Liberal activists who have turned Netroots into one of the premier events on the progressive calendar actively worked to keep the smaller but often louder conservative RightOnline conference from horning in on its action after last year’s twin conferences in Minneapolis. RightOnline announced Thursday that this summer’s conservative confab will be held 3,000 miles away from, and a week later than, Netroots 2012.

Netroots 2012 will be held June 7-10 in Providence, R.I. RightOnline 2012 will be held June 15-16 in Las Vegas.

The progressives behind Netroots consider the move a victory. Netrootsers complained that RightOnline — originally founded to mirror the conference and purposely scheduled as geographically close to the liberals as possible — had turned the event into chaos.

The 2011 gatherings were certainly chaotic, and the two most viral moments came when the two conferences crashed together. The late Andrew Breitbart left RightOnline and caused a stir at Netroots down the block simply by walking around. A day or so later, several hijab-wearing Netroots attendees conference walked over to RightOnline to stage a “flash mob.”
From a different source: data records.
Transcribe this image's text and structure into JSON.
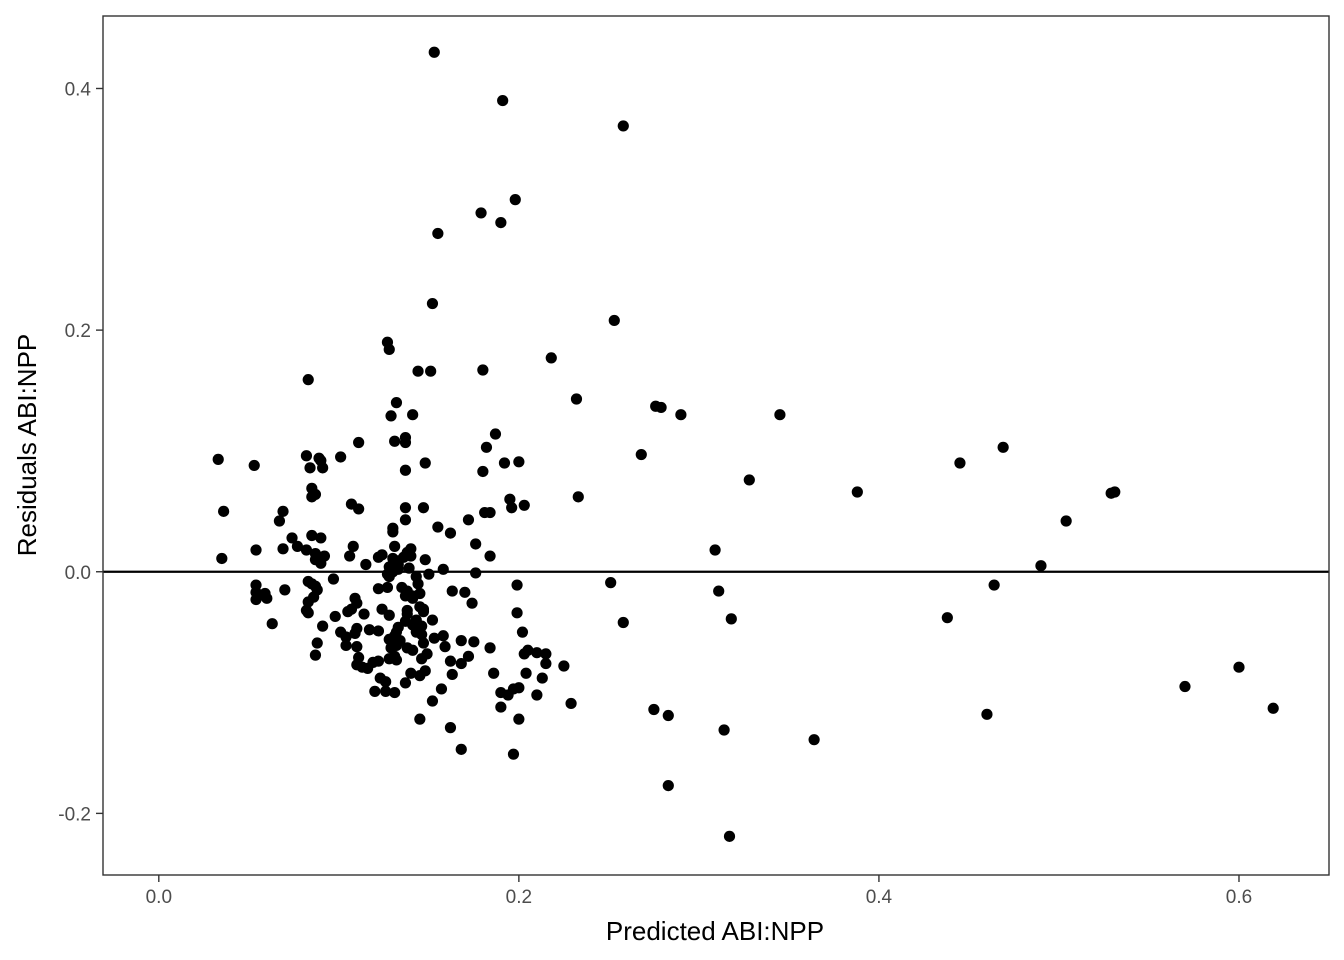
{
  "chart_data": {
    "type": "scatter",
    "xlabel": "Predicted ABI:NPP",
    "ylabel": "Residuals ABI:NPP",
    "xlim": [
      -0.031,
      0.65
    ],
    "ylim": [
      -0.251,
      0.46
    ],
    "x_ticks": [
      {
        "value": 0.0,
        "label": "0.0"
      },
      {
        "value": 0.2,
        "label": "0.2"
      },
      {
        "value": 0.4,
        "label": "0.4"
      },
      {
        "value": 0.6,
        "label": "0.6"
      }
    ],
    "y_ticks": [
      {
        "value": -0.2,
        "label": "-0.2"
      },
      {
        "value": 0.0,
        "label": "0.0"
      },
      {
        "value": 0.2,
        "label": "0.2"
      },
      {
        "value": 0.4,
        "label": "0.4"
      }
    ],
    "reference_line_y": 0,
    "grid": false,
    "colors": {
      "points": "#000000",
      "panel_border": "#333333",
      "tick_text": "#4d4d4d"
    },
    "points": [
      [
        0.153,
        0.43
      ],
      [
        0.191,
        0.39
      ],
      [
        0.258,
        0.369
      ],
      [
        0.198,
        0.308
      ],
      [
        0.179,
        0.297
      ],
      [
        0.19,
        0.289
      ],
      [
        0.155,
        0.28
      ],
      [
        0.152,
        0.222
      ],
      [
        0.253,
        0.208
      ],
      [
        0.127,
        0.19
      ],
      [
        0.128,
        0.184
      ],
      [
        0.218,
        0.177
      ],
      [
        0.18,
        0.167
      ],
      [
        0.151,
        0.166
      ],
      [
        0.144,
        0.166
      ],
      [
        0.083,
        0.159
      ],
      [
        0.232,
        0.143
      ],
      [
        0.132,
        0.14
      ],
      [
        0.276,
        0.137
      ],
      [
        0.279,
        0.136
      ],
      [
        0.345,
        0.13
      ],
      [
        0.29,
        0.13
      ],
      [
        0.141,
        0.13
      ],
      [
        0.129,
        0.129
      ],
      [
        0.187,
        0.114
      ],
      [
        0.137,
        0.111
      ],
      [
        0.111,
        0.107
      ],
      [
        0.131,
        0.108
      ],
      [
        0.137,
        0.107
      ],
      [
        0.182,
        0.103
      ],
      [
        0.469,
        0.103
      ],
      [
        0.268,
        0.097
      ],
      [
        0.033,
        0.093
      ],
      [
        0.082,
        0.096
      ],
      [
        0.101,
        0.095
      ],
      [
        0.089,
        0.094
      ],
      [
        0.09,
        0.092
      ],
      [
        0.192,
        0.09
      ],
      [
        0.2,
        0.091
      ],
      [
        0.148,
        0.09
      ],
      [
        0.445,
        0.09
      ],
      [
        0.053,
        0.088
      ],
      [
        0.084,
        0.086
      ],
      [
        0.091,
        0.086
      ],
      [
        0.137,
        0.084
      ],
      [
        0.18,
        0.083
      ],
      [
        0.328,
        0.076
      ],
      [
        0.085,
        0.069
      ],
      [
        0.388,
        0.066
      ],
      [
        0.529,
        0.065
      ],
      [
        0.531,
        0.066
      ],
      [
        0.087,
        0.064
      ],
      [
        0.233,
        0.062
      ],
      [
        0.085,
        0.062
      ],
      [
        0.195,
        0.06
      ],
      [
        0.107,
        0.056
      ],
      [
        0.203,
        0.055
      ],
      [
        0.111,
        0.052
      ],
      [
        0.137,
        0.053
      ],
      [
        0.147,
        0.053
      ],
      [
        0.196,
        0.053
      ],
      [
        0.181,
        0.049
      ],
      [
        0.184,
        0.049
      ],
      [
        0.036,
        0.05
      ],
      [
        0.069,
        0.05
      ],
      [
        0.137,
        0.043
      ],
      [
        0.172,
        0.043
      ],
      [
        0.504,
        0.042
      ],
      [
        0.067,
        0.042
      ],
      [
        0.155,
        0.037
      ],
      [
        0.13,
        0.033
      ],
      [
        0.13,
        0.036
      ],
      [
        0.162,
        0.032
      ],
      [
        0.085,
        0.03
      ],
      [
        0.09,
        0.028
      ],
      [
        0.074,
        0.028
      ],
      [
        0.176,
        0.023
      ],
      [
        0.077,
        0.021
      ],
      [
        0.108,
        0.021
      ],
      [
        0.069,
        0.019
      ],
      [
        0.131,
        0.021
      ],
      [
        0.082,
        0.018
      ],
      [
        0.14,
        0.019
      ],
      [
        0.054,
        0.018
      ],
      [
        0.309,
        0.018
      ],
      [
        0.087,
        0.015
      ],
      [
        0.138,
        0.016
      ],
      [
        0.124,
        0.014
      ],
      [
        0.106,
        0.013
      ],
      [
        0.092,
        0.013
      ],
      [
        0.122,
        0.012
      ],
      [
        0.184,
        0.013
      ],
      [
        0.14,
        0.013
      ],
      [
        0.035,
        0.011
      ],
      [
        0.087,
        0.01
      ],
      [
        0.13,
        0.011
      ],
      [
        0.136,
        0.012
      ],
      [
        0.133,
        0.009
      ],
      [
        0.148,
        0.01
      ],
      [
        0.115,
        0.006
      ],
      [
        0.09,
        0.007
      ],
      [
        0.133,
        0.006
      ],
      [
        0.128,
        0.004
      ],
      [
        0.49,
        0.005
      ],
      [
        0.139,
        0.003
      ],
      [
        0.158,
        0.002
      ],
      [
        0.133,
        0.002
      ],
      [
        0.13,
        0.0
      ],
      [
        0.176,
        -0.001
      ],
      [
        0.127,
        -0.002
      ],
      [
        0.15,
        -0.002
      ],
      [
        0.143,
        -0.004
      ],
      [
        0.128,
        -0.004
      ],
      [
        0.097,
        -0.006
      ],
      [
        0.083,
        -0.008
      ],
      [
        0.251,
        -0.009
      ],
      [
        0.085,
        -0.01
      ],
      [
        0.144,
        -0.01
      ],
      [
        0.054,
        -0.011
      ],
      [
        0.199,
        -0.011
      ],
      [
        0.087,
        -0.012
      ],
      [
        0.464,
        -0.011
      ],
      [
        0.127,
        -0.013
      ],
      [
        0.135,
        -0.013
      ],
      [
        0.122,
        -0.014
      ],
      [
        0.088,
        -0.015
      ],
      [
        0.138,
        -0.016
      ],
      [
        0.07,
        -0.015
      ],
      [
        0.163,
        -0.016
      ],
      [
        0.311,
        -0.016
      ],
      [
        0.054,
        -0.017
      ],
      [
        0.059,
        -0.018
      ],
      [
        0.17,
        -0.017
      ],
      [
        0.145,
        -0.018
      ],
      [
        0.141,
        -0.02
      ],
      [
        0.055,
        -0.02
      ],
      [
        0.137,
        -0.02
      ],
      [
        0.086,
        -0.021
      ],
      [
        0.06,
        -0.022
      ],
      [
        0.109,
        -0.022
      ],
      [
        0.141,
        -0.022
      ],
      [
        0.054,
        -0.023
      ],
      [
        0.174,
        -0.026
      ],
      [
        0.083,
        -0.025
      ],
      [
        0.11,
        -0.026
      ],
      [
        0.145,
        -0.029
      ],
      [
        0.124,
        -0.031
      ],
      [
        0.107,
        -0.031
      ],
      [
        0.147,
        -0.031
      ],
      [
        0.082,
        -0.032
      ],
      [
        0.138,
        -0.032
      ],
      [
        0.147,
        -0.033
      ],
      [
        0.105,
        -0.033
      ],
      [
        0.199,
        -0.034
      ],
      [
        0.083,
        -0.034
      ],
      [
        0.114,
        -0.035
      ],
      [
        0.138,
        -0.035
      ],
      [
        0.128,
        -0.036
      ],
      [
        0.098,
        -0.037
      ],
      [
        0.438,
        -0.038
      ],
      [
        0.318,
        -0.039
      ],
      [
        0.152,
        -0.04
      ],
      [
        0.143,
        -0.04
      ],
      [
        0.137,
        -0.041
      ],
      [
        0.258,
        -0.042
      ],
      [
        0.063,
        -0.043
      ],
      [
        0.141,
        -0.044
      ],
      [
        0.146,
        -0.045
      ],
      [
        0.091,
        -0.045
      ],
      [
        0.133,
        -0.046
      ],
      [
        0.11,
        -0.047
      ],
      [
        0.117,
        -0.048
      ],
      [
        0.122,
        -0.049
      ],
      [
        0.132,
        -0.05
      ],
      [
        0.101,
        -0.05
      ],
      [
        0.202,
        -0.05
      ],
      [
        0.109,
        -0.051
      ],
      [
        0.143,
        -0.05
      ],
      [
        0.146,
        -0.052
      ],
      [
        0.131,
        -0.053
      ],
      [
        0.158,
        -0.053
      ],
      [
        0.104,
        -0.054
      ],
      [
        0.153,
        -0.055
      ],
      [
        0.128,
        -0.056
      ],
      [
        0.134,
        -0.057
      ],
      [
        0.168,
        -0.057
      ],
      [
        0.175,
        -0.058
      ],
      [
        0.088,
        -0.059
      ],
      [
        0.147,
        -0.059
      ],
      [
        0.132,
        -0.061
      ],
      [
        0.104,
        -0.061
      ],
      [
        0.11,
        -0.062
      ],
      [
        0.159,
        -0.062
      ],
      [
        0.129,
        -0.063
      ],
      [
        0.138,
        -0.063
      ],
      [
        0.184,
        -0.063
      ],
      [
        0.141,
        -0.065
      ],
      [
        0.205,
        -0.065
      ],
      [
        0.203,
        -0.068
      ],
      [
        0.21,
        -0.067
      ],
      [
        0.149,
        -0.068
      ],
      [
        0.215,
        -0.068
      ],
      [
        0.087,
        -0.069
      ],
      [
        0.131,
        -0.07
      ],
      [
        0.172,
        -0.07
      ],
      [
        0.111,
        -0.071
      ],
      [
        0.128,
        -0.072
      ],
      [
        0.146,
        -0.072
      ],
      [
        0.132,
        -0.073
      ],
      [
        0.162,
        -0.074
      ],
      [
        0.122,
        -0.074
      ],
      [
        0.119,
        -0.075
      ],
      [
        0.168,
        -0.076
      ],
      [
        0.215,
        -0.076
      ],
      [
        0.11,
        -0.077
      ],
      [
        0.225,
        -0.078
      ],
      [
        0.6,
        -0.079
      ],
      [
        0.113,
        -0.079
      ],
      [
        0.116,
        -0.08
      ],
      [
        0.148,
        -0.082
      ],
      [
        0.14,
        -0.084
      ],
      [
        0.186,
        -0.084
      ],
      [
        0.163,
        -0.085
      ],
      [
        0.145,
        -0.086
      ],
      [
        0.204,
        -0.084
      ],
      [
        0.123,
        -0.088
      ],
      [
        0.213,
        -0.088
      ],
      [
        0.126,
        -0.091
      ],
      [
        0.137,
        -0.092
      ],
      [
        0.2,
        -0.096
      ],
      [
        0.57,
        -0.095
      ],
      [
        0.197,
        -0.097
      ],
      [
        0.157,
        -0.097
      ],
      [
        0.12,
        -0.099
      ],
      [
        0.126,
        -0.099
      ],
      [
        0.131,
        -0.1
      ],
      [
        0.19,
        -0.1
      ],
      [
        0.194,
        -0.102
      ],
      [
        0.21,
        -0.102
      ],
      [
        0.152,
        -0.107
      ],
      [
        0.229,
        -0.109
      ],
      [
        0.19,
        -0.112
      ],
      [
        0.275,
        -0.114
      ],
      [
        0.619,
        -0.113
      ],
      [
        0.46,
        -0.118
      ],
      [
        0.283,
        -0.119
      ],
      [
        0.145,
        -0.122
      ],
      [
        0.2,
        -0.122
      ],
      [
        0.162,
        -0.129
      ],
      [
        0.314,
        -0.131
      ],
      [
        0.364,
        -0.139
      ],
      [
        0.168,
        -0.147
      ],
      [
        0.197,
        -0.151
      ],
      [
        0.283,
        -0.177
      ],
      [
        0.317,
        -0.219
      ]
    ]
  }
}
All this commotion was excellent fodder for reporters covering the conferences in 2011. But it wore on Netroots’ organizers, who vowed to keep RightOnline away from the Providence conference by making the two big hotels hosting the conference sign a non-compete clause.
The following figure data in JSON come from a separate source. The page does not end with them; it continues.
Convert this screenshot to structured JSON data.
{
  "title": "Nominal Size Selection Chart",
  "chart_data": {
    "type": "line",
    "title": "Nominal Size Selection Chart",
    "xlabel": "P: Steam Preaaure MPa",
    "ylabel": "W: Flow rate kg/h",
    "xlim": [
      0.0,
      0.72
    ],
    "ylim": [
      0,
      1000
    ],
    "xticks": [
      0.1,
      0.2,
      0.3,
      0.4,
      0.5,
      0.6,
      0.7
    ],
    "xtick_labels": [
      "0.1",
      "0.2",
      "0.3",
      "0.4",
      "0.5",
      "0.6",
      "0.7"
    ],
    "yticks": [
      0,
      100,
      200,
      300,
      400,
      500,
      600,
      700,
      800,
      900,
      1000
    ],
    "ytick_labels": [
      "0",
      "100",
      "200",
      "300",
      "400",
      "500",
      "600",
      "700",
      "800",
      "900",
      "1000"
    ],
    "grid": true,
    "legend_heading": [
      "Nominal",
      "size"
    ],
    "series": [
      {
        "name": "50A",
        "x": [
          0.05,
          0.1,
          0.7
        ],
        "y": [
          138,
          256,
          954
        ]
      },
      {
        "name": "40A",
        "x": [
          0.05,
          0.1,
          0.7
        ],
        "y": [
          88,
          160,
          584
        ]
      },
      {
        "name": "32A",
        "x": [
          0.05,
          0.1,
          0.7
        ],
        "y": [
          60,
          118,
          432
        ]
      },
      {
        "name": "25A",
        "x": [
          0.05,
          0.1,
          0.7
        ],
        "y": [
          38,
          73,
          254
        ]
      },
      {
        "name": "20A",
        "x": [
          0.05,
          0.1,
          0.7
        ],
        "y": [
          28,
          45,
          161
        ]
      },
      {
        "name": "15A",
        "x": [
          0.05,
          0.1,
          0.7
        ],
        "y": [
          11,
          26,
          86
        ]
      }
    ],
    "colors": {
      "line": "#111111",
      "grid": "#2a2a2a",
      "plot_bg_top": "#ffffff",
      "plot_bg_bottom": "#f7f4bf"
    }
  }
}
At the same time, RightOnline organizers started to question whether they needed to be right next to Netroots to get attention. The first RightOnline conferences were as much acknowledgements that the progressive left was doing a much better job online than they were anything else, and their goal was to show conservatives they needed expertise with the online tools fueling the progressive resurgence.

“We’ve reached the point where we no longer have to do that,” an organizer of RightOnline told TPM last year.
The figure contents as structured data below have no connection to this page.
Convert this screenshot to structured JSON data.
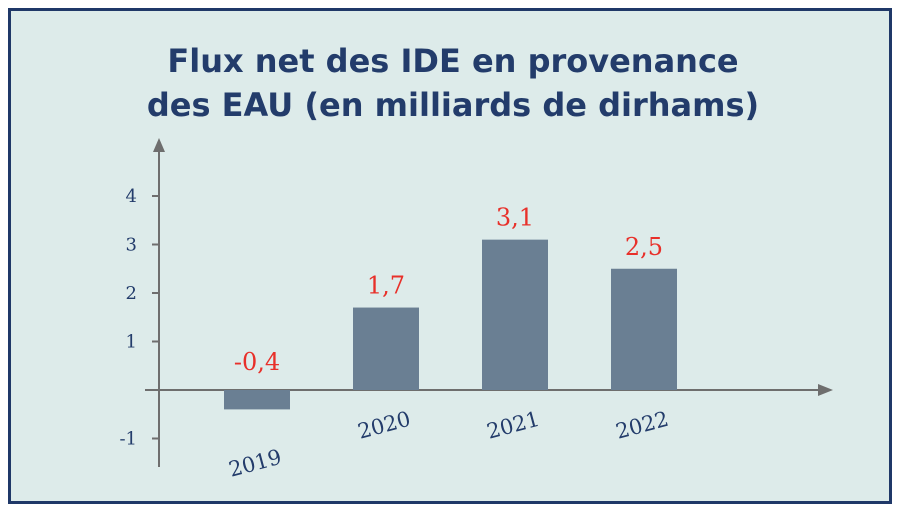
{
  "chart_data": {
    "type": "bar",
    "title_lines": [
      "Flux net des IDE en provenance",
      "des EAU (en milliards de dirhams)"
    ],
    "categories": [
      "2019",
      "2020",
      "2021",
      "2022"
    ],
    "values": [
      -0.4,
      1.7,
      3.1,
      2.5
    ],
    "value_labels": [
      "-0,4",
      "1,7",
      "3,1",
      "2,5"
    ],
    "y_ticks": [
      4,
      3,
      2,
      1,
      -1
    ],
    "y_tick_labels": [
      "4",
      "3",
      "2",
      "1",
      "-1"
    ],
    "ylim": [
      -1.5,
      5
    ],
    "grid": false,
    "colors": {
      "bar": "#6a7f93",
      "value_label": "#e8302a",
      "axis": "#6e6e6e",
      "text": "#233c6b",
      "background": "#ddebea",
      "border": "#1f3868"
    }
  }
}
Americans for Prosperity, the Koch brothers-funded group behind RightOnline, says they’re still out to stick it to Netroots.

“This year RightOnline once again goes head-to-head with NetRoots Nation, the largest annual gathering of radical left-wing activists,” read the AFP press release announcing the 2012 conference Thursday.

But going head to head from 3,000 miles away will be a tall order. AFP says it plans to win the battle of the conferences this time by having more fun.

“Las Vegas is a more interesting place to go,” AFP spokesperson Adam Nicholson told TPM.